In 80 to 90 percent of MWS cases, the bleeding that results from tears in the esophagus will stop on its own. This typically occurs in a few days and will not require treatment (NORD, 2008).


If the bleeding does not stop on its own, surgery may be needed.

Surgical options include:

  • injection therapy to deliver medication to the tear to close off the blood vessel and stop the bleeding
  • coagulation therapy to deliver heat to the torn vessel, sealing it off
  • arteriography to identify the bleeding vessel and plug it to stop the bleeding

Extensive blood loss may require the use of transfusions to replace lost blood.

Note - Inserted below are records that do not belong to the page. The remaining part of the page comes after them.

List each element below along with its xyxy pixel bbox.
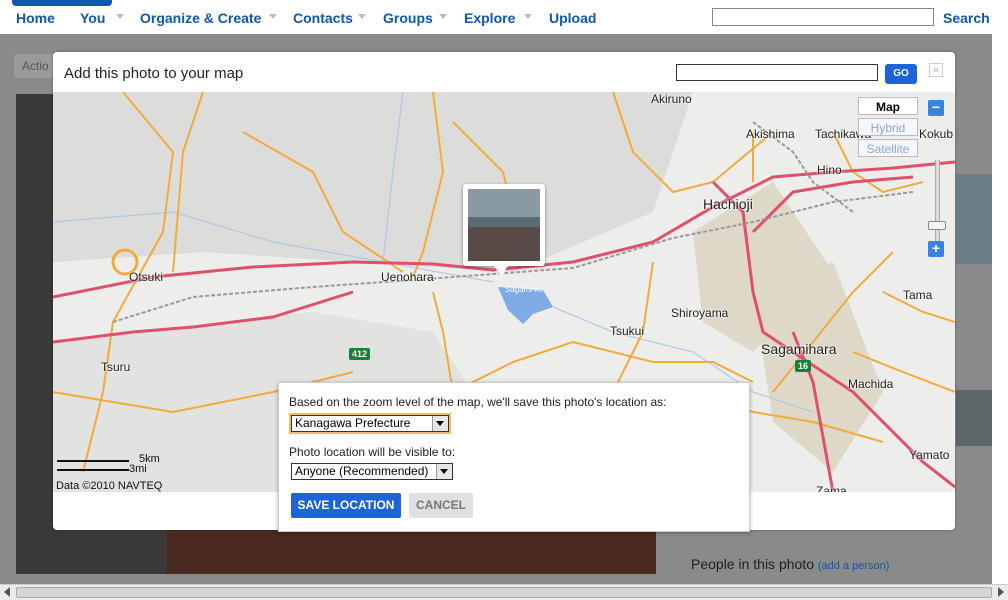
route-412-shield: 412 (349, 348, 371, 360)
search-input[interactable] (712, 8, 934, 26)
map-label-akishima: Akishima (746, 127, 795, 141)
scroll-left-icon[interactable] (4, 587, 10, 597)
add-person-link[interactable]: (add a person) (818, 560, 890, 572)
zoom-slider-handle[interactable] (928, 221, 946, 230)
map-label-tama: Tama (903, 288, 933, 302)
map-label-kokubunji: Kokub (919, 127, 954, 141)
map-label-sagami-ko: Sagami-ko (505, 285, 544, 294)
cancel-button[interactable]: CANCEL (409, 493, 473, 518)
location-select[interactable]: Kanagawa Prefecture (289, 413, 451, 434)
location-select-value: Kanagawa Prefecture (295, 416, 411, 430)
map-type-hybrid[interactable]: Hybrid (858, 118, 918, 136)
nav-explore[interactable]: Explore (464, 10, 515, 26)
zoom-out-button[interactable]: − (928, 100, 944, 116)
nav-home[interactable]: Home (16, 10, 55, 26)
map-label-sagamihara: Sagamihara (761, 341, 837, 357)
zoom-slider-track[interactable] (935, 160, 940, 245)
map-label-akiruno: Akiruno (651, 92, 692, 106)
map-label-tsuru: Tsuru (101, 360, 131, 374)
people-in-photo-heading: People in this photo (add a person) (691, 556, 889, 572)
flickr-logo[interactable] (12, 0, 112, 6)
dialog-title: Add this photo to your map (64, 65, 244, 82)
sidebar-thumbnail (956, 390, 992, 446)
photo-marker[interactable] (463, 184, 545, 266)
sidebar-thumbnail (956, 174, 992, 264)
chevron-down-icon[interactable] (524, 14, 532, 19)
chevron-down-icon[interactable] (436, 464, 452, 479)
nav-upload[interactable]: Upload (549, 10, 596, 26)
route-16-shield: 16 (795, 360, 812, 372)
marker-pointer (494, 266, 508, 276)
zoom-level-text: Based on the zoom level of the map, we'l… (289, 395, 667, 409)
go-button[interactable]: GO (885, 64, 917, 84)
map-label-hino: Hino (817, 163, 842, 177)
photo-thumbnail (468, 189, 540, 261)
chevron-down-icon[interactable] (269, 14, 277, 19)
location-search-input[interactable] (676, 64, 878, 81)
nav-contacts[interactable]: Contacts (293, 10, 353, 26)
save-location-panel: Based on the zoom level of the map, we'l… (278, 382, 750, 532)
visibility-select-value: Anyone (Recommended) (295, 464, 429, 478)
map-attribution: Data ©2010 NAVTEQ (56, 480, 163, 492)
scroll-right-icon[interactable] (998, 587, 1004, 597)
scrollbar-thumb[interactable] (16, 587, 992, 598)
close-icon[interactable]: × (929, 63, 943, 77)
search-button[interactable]: Search (943, 10, 990, 26)
map-label-otsuki: Otsuki (129, 270, 164, 284)
chevron-down-icon[interactable] (439, 14, 447, 19)
nav-groups[interactable]: Groups (383, 10, 433, 26)
chevron-down-icon[interactable] (358, 14, 366, 19)
zoom-in-button[interactable]: + (928, 241, 944, 257)
top-nav: Home You Organize & Create Contacts Grou… (0, 0, 1008, 34)
map-type-map[interactable]: Map (858, 97, 918, 115)
map-label-shiroyama: Shiroyama (671, 306, 729, 320)
chevron-down-icon[interactable] (432, 416, 448, 431)
map-label-yamato: Yamato (909, 448, 950, 462)
nav-organize[interactable]: Organize & Create (140, 10, 261, 26)
map-label-tsukui: Tsukui (610, 324, 645, 338)
map-label-zama: Zama (816, 484, 847, 492)
horizontal-scrollbar[interactable] (0, 584, 1008, 600)
map-type-satellite[interactable]: Satellite (858, 139, 918, 157)
visibility-label: Photo location will be visible to: (289, 445, 456, 459)
map-label-hachioji: Hachioji (703, 196, 753, 212)
nav-you[interactable]: You (80, 10, 105, 26)
people-title: People in this photo (691, 556, 814, 572)
visibility-select[interactable]: Anyone (Recommended) (291, 463, 453, 480)
save-location-button[interactable]: SAVE LOCATION (291, 493, 401, 518)
chevron-down-icon[interactable] (116, 14, 124, 19)
map-label-machida: Machida (848, 377, 894, 391)
map-label-uenohara: Uenohara (381, 270, 434, 284)
scale-mi: 3mi (129, 463, 147, 475)
actions-button[interactable]: Actio (14, 54, 58, 78)
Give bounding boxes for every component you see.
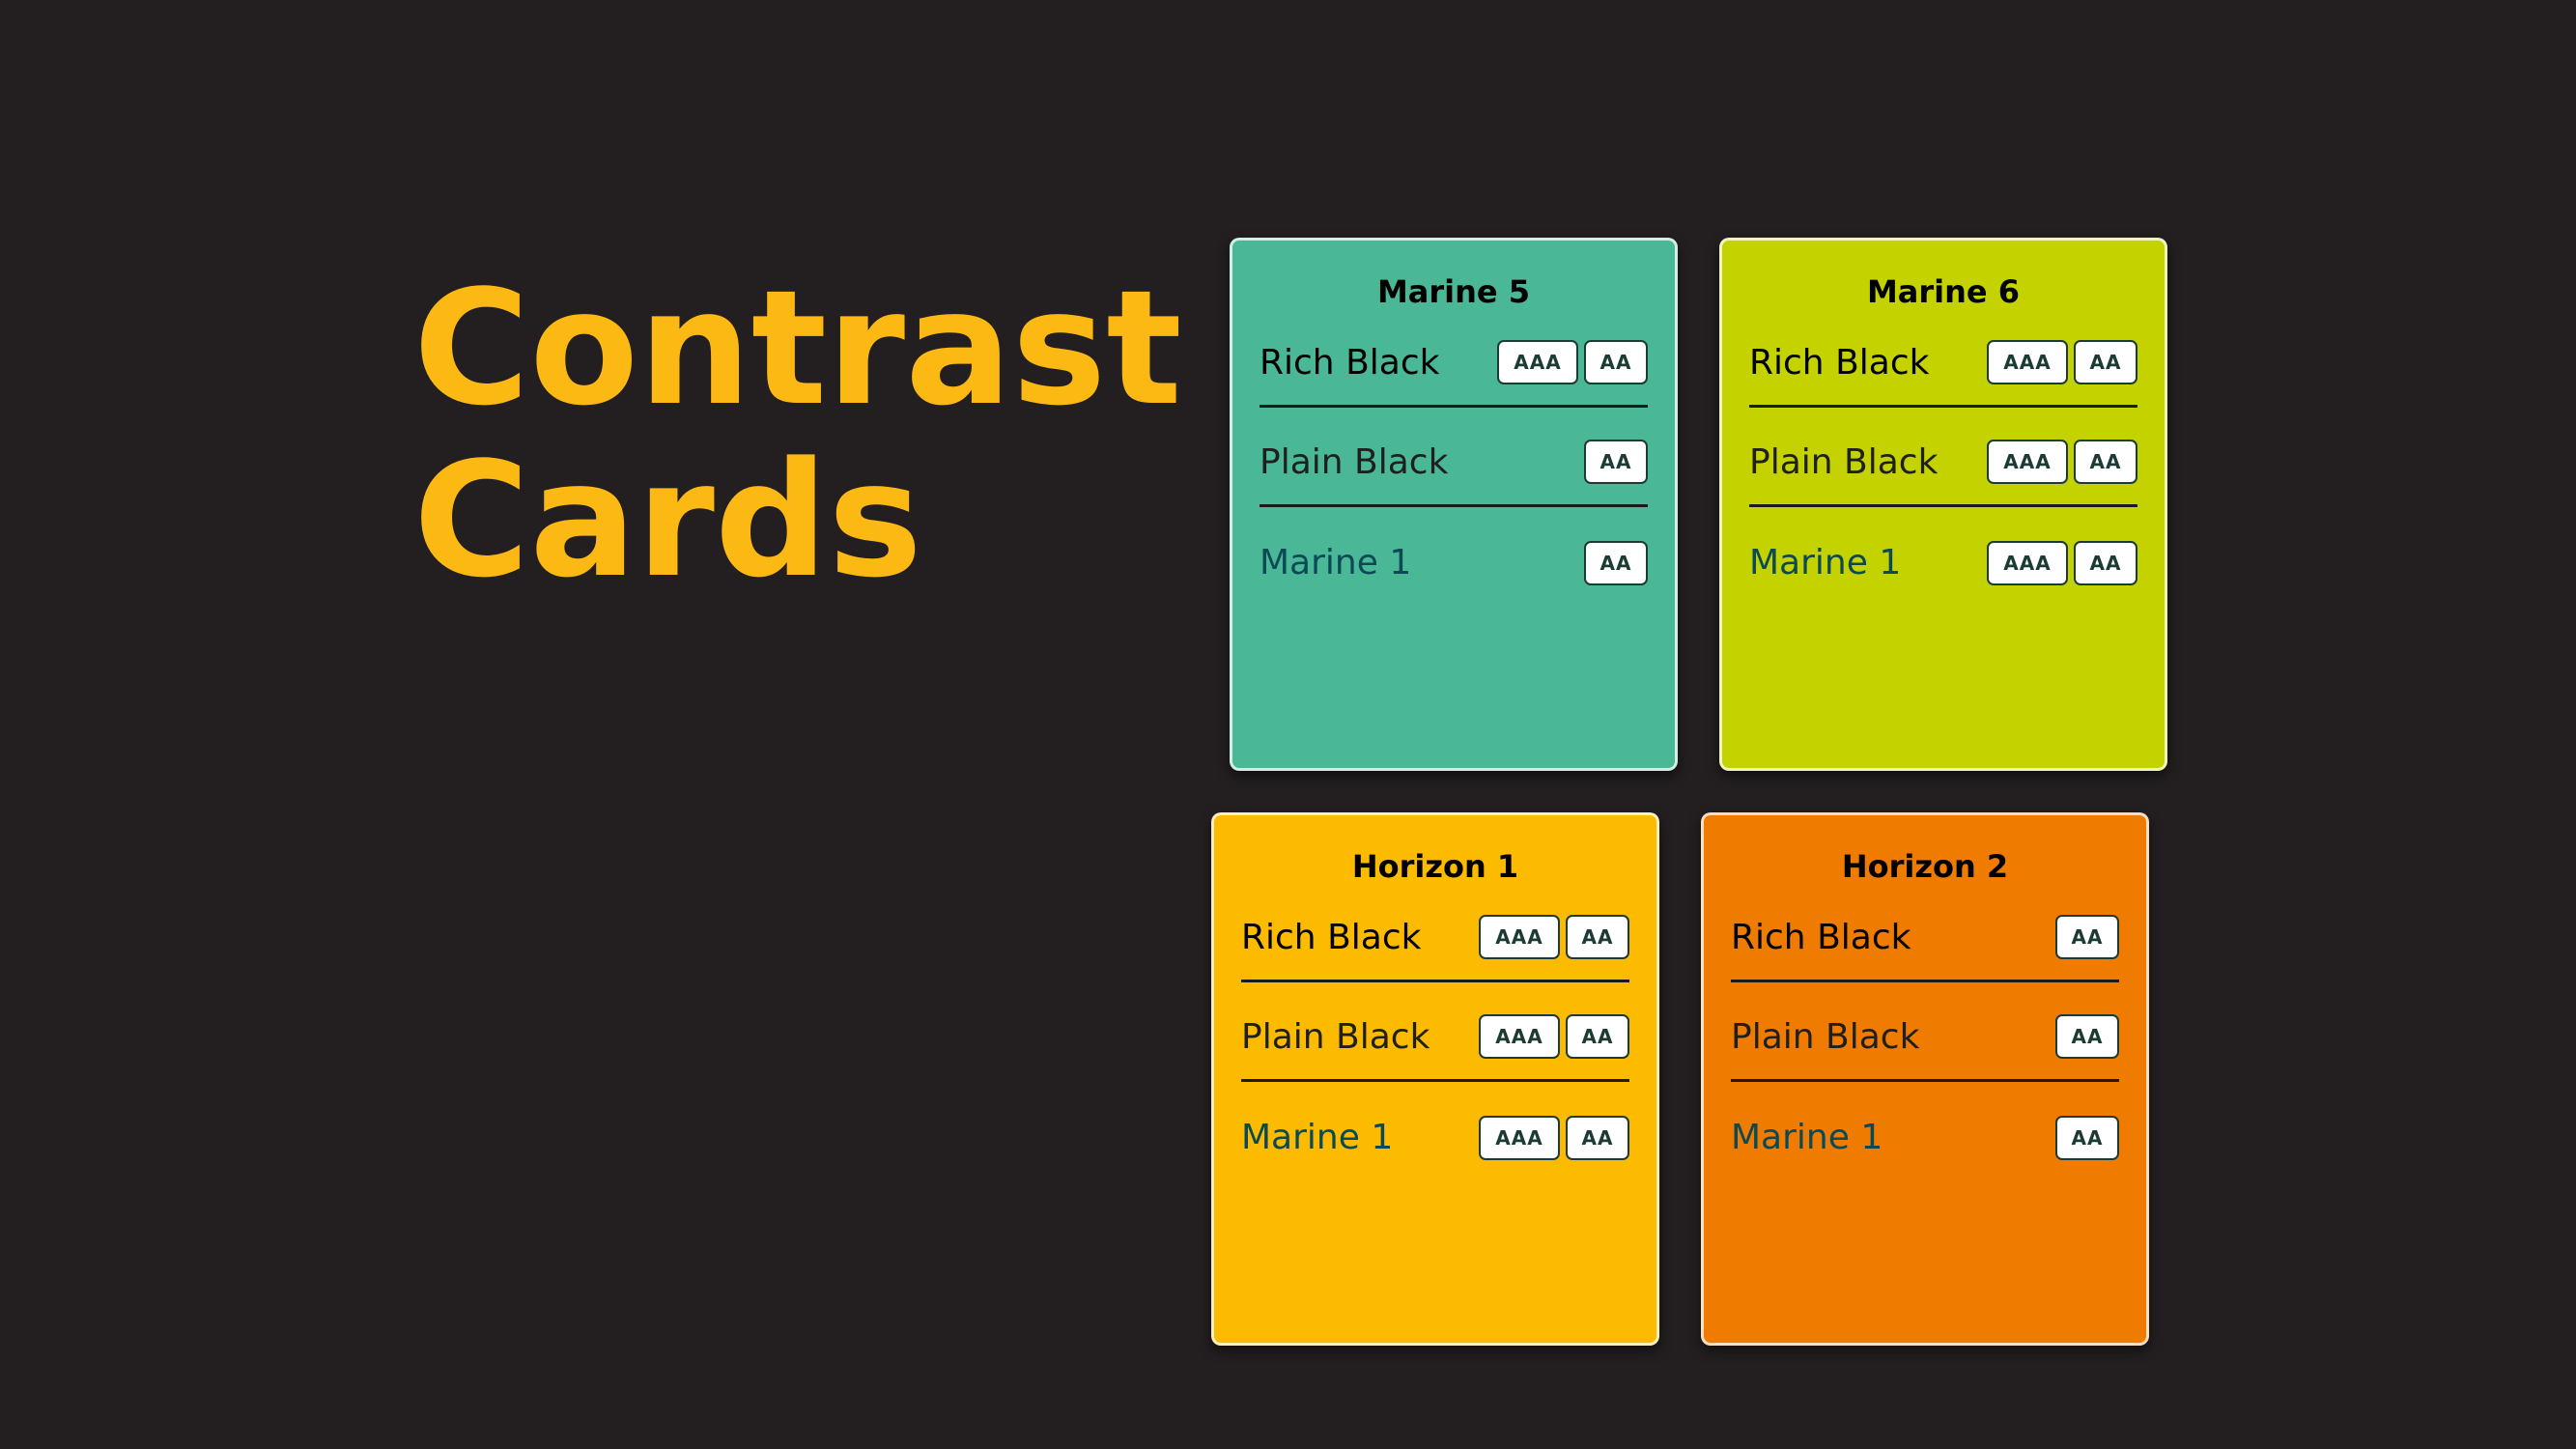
contrast-row: Rich Black AAA AA	[1749, 308, 2137, 408]
badge-group: AA	[2055, 915, 2119, 959]
contrast-row: Plain Black AA	[1731, 982, 2119, 1082]
aa-badge: AA	[2074, 440, 2137, 484]
badge-group: AA	[2055, 1115, 2119, 1160]
badge-group: AA	[1584, 540, 1648, 585]
contrast-row: Marine 1 AAA AA	[1749, 507, 2137, 607]
card-marine-5: Marine 5 Rich Black AAA AA Plain Black AA Mari…	[1230, 238, 1678, 771]
row-label: Plain Black	[1731, 1016, 1920, 1057]
contrast-row: Rich Black AAA AA	[1260, 308, 1648, 408]
aa-badge: AA	[2074, 340, 2137, 384]
aaa-badge: AAA	[1479, 1115, 1560, 1160]
badge-group: AAA AA	[1987, 440, 2137, 484]
row-label: Plain Black	[1749, 441, 1939, 482]
contrast-row: Rich Black AA	[1731, 883, 2119, 982]
aa-badge: AA	[2055, 915, 2119, 959]
card-title: Marine 6	[1866, 273, 2021, 310]
aaa-badge: AAA	[1479, 1014, 1560, 1059]
contrast-row: Plain Black AAA AA	[1749, 408, 2137, 507]
card-horizon-1: Horizon 1 Rich Black AAA AA Plain Black AAA AA…	[1211, 812, 1659, 1346]
aaa-badge: AAA	[1987, 440, 2068, 484]
badge-group: AAA AA	[1987, 540, 2137, 585]
row-label: Marine 1	[1260, 543, 1412, 582]
badge-group: AAA AA	[1479, 1014, 1629, 1059]
contrast-row: Marine 1 AA	[1260, 507, 1648, 607]
card-title: Marine 5	[1376, 273, 1531, 310]
aa-badge: AA	[1566, 1014, 1629, 1059]
contrast-row: Rich Black AAA AA	[1241, 883, 1629, 982]
row-label: Marine 1	[1731, 1118, 1883, 1157]
page-title: Contrast Cards	[413, 263, 1182, 607]
row-label: Rich Black	[1731, 917, 1911, 957]
badge-group: AAA AA	[1479, 1115, 1629, 1160]
aaa-badge: AAA	[1987, 540, 2068, 585]
card-title: Horizon 2	[1841, 848, 2009, 885]
badge-group: AA	[2055, 1014, 2119, 1059]
aaa-badge: AAA	[1479, 915, 1560, 959]
title-line-2: Cards	[413, 428, 922, 612]
aa-badge: AA	[1584, 440, 1648, 484]
card-marine-6: Marine 6 Rich Black AAA AA Plain Black AAA AA M…	[1719, 238, 2167, 771]
row-label: Rich Black	[1749, 342, 1930, 383]
contrast-row: Marine 1 AA	[1731, 1082, 2119, 1181]
badge-group: AAA AA	[1479, 915, 1629, 959]
aa-badge: AA	[2074, 540, 2137, 585]
badge-group: AAA AA	[1987, 340, 2137, 384]
contrast-row: Plain Black AAA AA	[1241, 982, 1629, 1082]
contrast-row: Marine 1 AAA AA	[1241, 1082, 1629, 1181]
row-label: Marine 1	[1241, 1118, 1394, 1157]
contrast-row: Plain Black AA	[1260, 408, 1648, 507]
aa-badge: AA	[2055, 1115, 2119, 1160]
aa-badge: AA	[1584, 340, 1648, 384]
row-label: Marine 1	[1749, 543, 1902, 582]
row-label: Plain Black	[1260, 441, 1449, 482]
title-line-1: Contrast	[413, 256, 1182, 440]
row-label: Rich Black	[1260, 342, 1440, 383]
aa-badge: AA	[1584, 540, 1648, 585]
card-title: Horizon 1	[1351, 848, 1519, 885]
badge-group: AA	[1584, 440, 1648, 484]
aaa-badge: AAA	[1987, 340, 2068, 384]
aa-badge: AA	[1566, 1115, 1629, 1160]
badge-group: AAA AA	[1497, 340, 1648, 384]
aa-badge: AA	[2055, 1014, 2119, 1059]
card-horizon-2: Horizon 2 Rich Black AA Plain Black AA Marine…	[1701, 812, 2149, 1346]
aaa-badge: AAA	[1497, 340, 1578, 384]
aa-badge: AA	[1566, 915, 1629, 959]
row-label: Rich Black	[1241, 917, 1422, 957]
row-label: Plain Black	[1241, 1016, 1430, 1057]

Medications to reduce stomach acid production, such as famotidine (Pepcid) or lansoprazole (Prevacid) may also be used. However, the usefulness of these medications has not been proven.

Recurrence and Prevention

Recurrent bleeding may result if you have liver problems (including cirrhosis, or scarring of the liver) or if you have a blood disorder (such as hemophilia) that prevents your blood from clotting normally.

To prevent MWS, it is important to treat conditions that cause prolonged episodes of severe vomiting. Excessive alcohol use and cirrhosis of the liver can trigger recurring episodes of MWS. Avoid alcohol, and talk to your doctor about ways to manage your condition to prevent future episodes.